Hay muchos que no seremos jamás llamados a ser un Aragorn, o un
Gandalf, o un Frodo, o ni siquiera un Sam Gangee. La gran mayoría de nosotros
será los hobbits que nunca entendieron, en realidad, lo que estaba ocurriendo y
fueron incluso inconscientes del peligro de que los salvó el heroísmo de unos
cuantos aventureros desconocidos, que peleaban a enorme distancia de casa.
Pero es terrible la tentación de abandonar nuestros queridos sembradíos cuando,
mirando cada uno su “palantir” de bolsillo, ve las fuerzas del mal alineadas y listas
para destruír el mundo que amamos.
fin de seguir una vocación a salvar el mundo que no es, propiamente, la nuestra?

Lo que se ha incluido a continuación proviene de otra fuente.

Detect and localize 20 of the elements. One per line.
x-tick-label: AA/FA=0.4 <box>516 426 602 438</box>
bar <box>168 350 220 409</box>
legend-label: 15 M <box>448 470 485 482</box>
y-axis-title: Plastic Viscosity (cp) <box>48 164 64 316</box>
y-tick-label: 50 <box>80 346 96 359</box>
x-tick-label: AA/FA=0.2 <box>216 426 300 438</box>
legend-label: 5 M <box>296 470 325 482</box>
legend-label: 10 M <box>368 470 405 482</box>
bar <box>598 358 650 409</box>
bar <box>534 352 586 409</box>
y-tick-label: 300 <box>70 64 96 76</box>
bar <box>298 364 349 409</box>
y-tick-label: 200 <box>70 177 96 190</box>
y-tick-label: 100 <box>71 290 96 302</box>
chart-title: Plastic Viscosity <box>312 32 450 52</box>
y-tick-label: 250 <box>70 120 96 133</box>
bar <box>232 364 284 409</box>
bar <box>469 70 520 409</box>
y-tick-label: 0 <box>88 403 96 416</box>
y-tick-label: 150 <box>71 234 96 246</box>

Lo evitaremos si descubrimos que las pequeñas realidades materiales pueden -
debido a la encarnación de Nuestro Señor- “llegar a ser parte de una obra mucho
mayor, que pueden conducir a la Bienaventuranza”; si descubrimos que las cosas
débiles y frágiles son, en realidad, más fuertes y duraderas que las maquinaciones
de quienes parecen poderosos en este mundo.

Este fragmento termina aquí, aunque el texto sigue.